La
historia de Tartagal es un poco la historia de su gente.
De esa gente que lo formó con su esfuerzo, con
su trabajo agobiador y con una esperanza silenciosa
que la mantuvo en esa lejana frontera, como esperando
se produzca la transformación del lugar, que
fue hostil bajo los calores del subtrópico, con
su eterno aislamiento y la agresividad natural de su
fauna.
Durante varios años era una zona dormida
sobre su propia riqueza, hasta que paulatinamente ésta
fue aflorando al conjuro del esfuerzo humano que pugnaba
con transformarla en riqueza real.
La frontera daba mucho que pensar en la aventura,
y la selva enhiesta mostraba su riqueza maderera inexplotada
por largas centurias.
Don Diego Amat había nacido en España,
en Almería. Sus padres, su familia toda, dedicándose
a la agricultura con ese tesón que exige la tierra
árida que corría hasta las blancas laderas
del Guadarrama, con sus rocas de granito blanco reflejando
el sol.
Un hermano suyo había emigrado a Argentina
y le escribía instándole a viajar a "este
país desconocido y distante", que sin él
saberlo lo estaba aguardando. Un buen día lió
sus petates y embarcóse en busca de su hermano
Isidro. Don Diego llegó al muelle de Buenos Aires,
y apenas pudo hacerlo se encaminó rumbo a Salta.
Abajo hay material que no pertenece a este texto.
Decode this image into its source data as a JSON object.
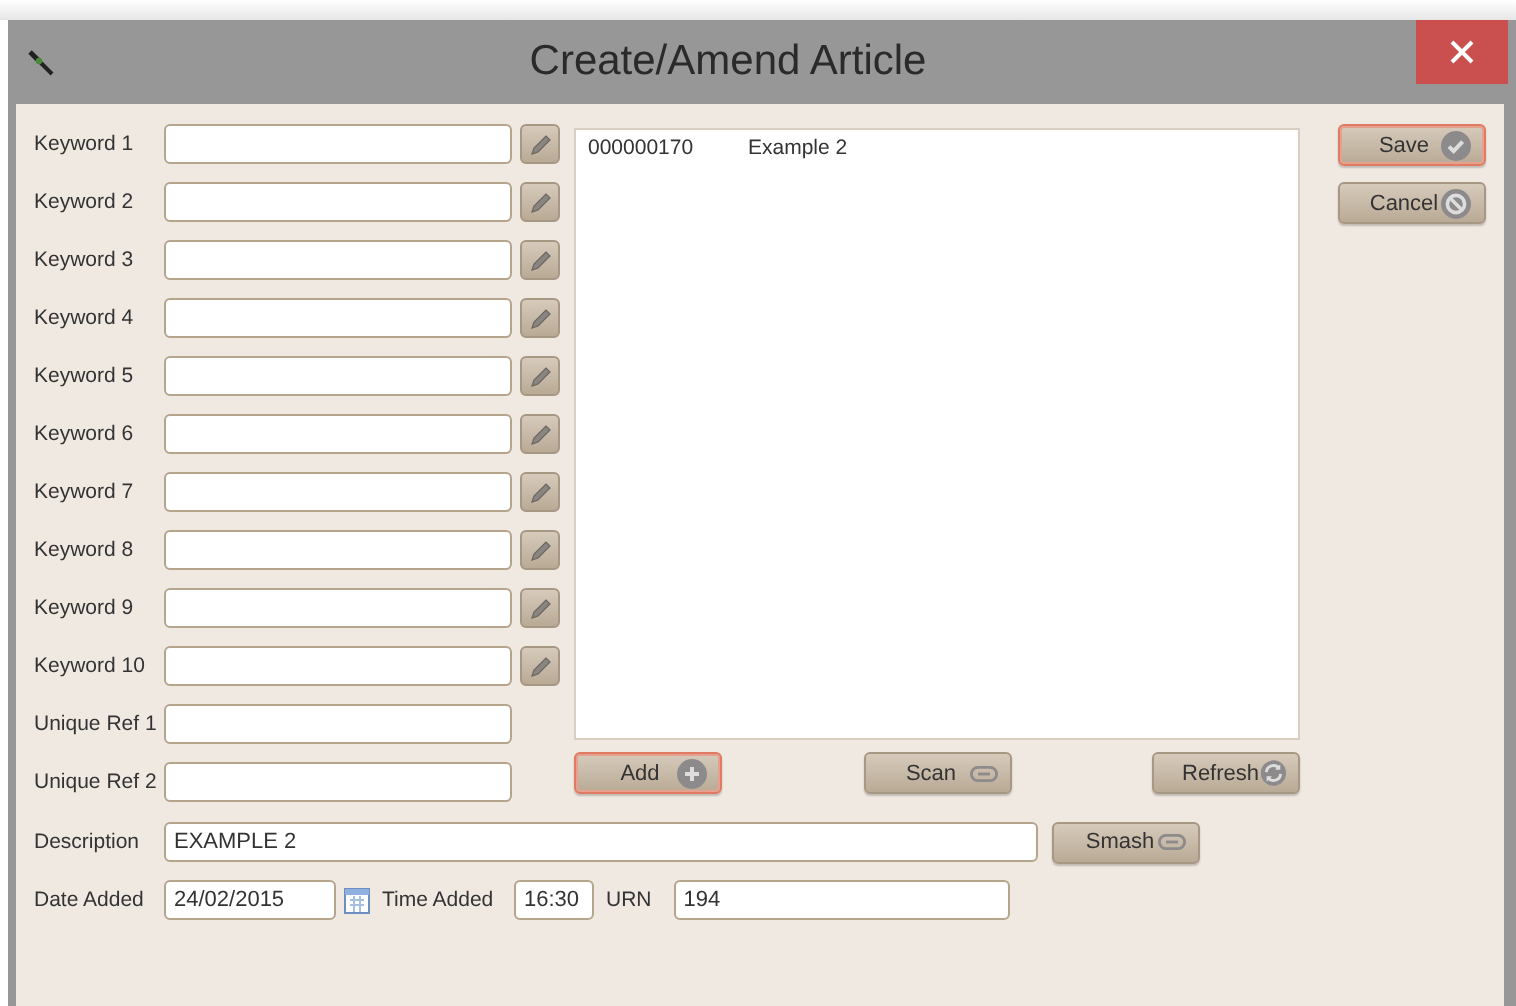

Llegó a la ciudad, que le mostraba la arquitectura
familiar de su tierra, y quedó en silencio, prendado
de ella, de sus gentes, de la hospitalidad que notaba
a cada instante y del paisaje que le llenaba los ojos.
Comenzó como visitante de la tienda La Mundial,
de los hermanos Fernández, y salió hacia
el interior. Viajaba por tren y descendía en
todas las estaciones. Así conoció "el
ramal”, que todavía se estaba construyendo
en busca de la frontera con Bolivia. A lo largo de las
paralelas metálicas iban surgiendo pueblos que
mostraban sus techos de chapa metálica, que atrapaban
el agobiante calor. Ya se había comenzado a abatir
cedros y robles, y en el bosque chirriaban las sierras
de los primeros aserraderos.
Tartagal lo recibió con sus casas de
tablones y acequias corriendo sobre las veredas. Allí
conoció el primitivo hotel Espinillo. Tratábase
de un "comedero", levantado por don Francisco
Skoda para atender al personal que trabajaba en la construcción
de la línea férrea. Allí comió
más de una vez y, a pesar de venir de una zona
templada de Europa notó algo que lo atraía
en ese rincón todavía semisalvaje, donde
se esforzaban por hacer fortuna rápidamente.
Corría el año 1939 y la guerra
mundial que abrasaba Europa cerró las importaciones.
Había ya por esos años unos 2 mil hombres
trabajando en YPF, y la falta de caucho abrió
una posibilidad de aventura sobre la frontera con Bolivia.
Comenzó a dinamizarse rápidamente la vida
en ese rincón del monte y se abrió la
primera fábrica de madera terciada del continente
sudamericano.
Don Francisco Skoda tenía un hotel en
la ciudad de Salta y le ofreció a Don Diego el
Espinillo en 14 mil pesos, pagaderos en cuotas en cuotas.
Aceptó el trato y firmó documentos. Fueron
los únicos que suscribió en su vida. Comenzó
a construir piezas y a aditar comodidades al hotel,
que fue creciendo al mismo ritmo de la ciudad. En pocos
años era un verdadero oasis para quienes visitaban
el lugar.
Silencioso, de mirada triste, permanentemente
recorría su hotel, pendiente de las necesidades
de sus huéspedes. Preocupábase por el
progreso cultural del medio y ayudó a fundar
y poner en funcionamiento la Escuela de Comercio de
Tartagal.
Su vida era ejemplo de probidad cristiana y
su conducta sirvió de permanente guía
a los vecinos del pueblo, que escuchaban con respeto
sus consejos. Su hotel adquirió fama y en sus
habitaciones se alojaron personales como el canciller
Saavedra Lamas, el general Perón y su esposa
Eva Duarte, el hermano de Juan Carlos I de Borbón
y los presidentes Ortiz, Frondizi, Illia, Lanusse y
Onganía.
Vio crecer y progresar Tartagal, la ciudad
nerviosa e impaciente del Norte de Salta. Don Diego
se afinco en serio desde que llegó a nuestra
provincia, pues nunca salió de sus límites.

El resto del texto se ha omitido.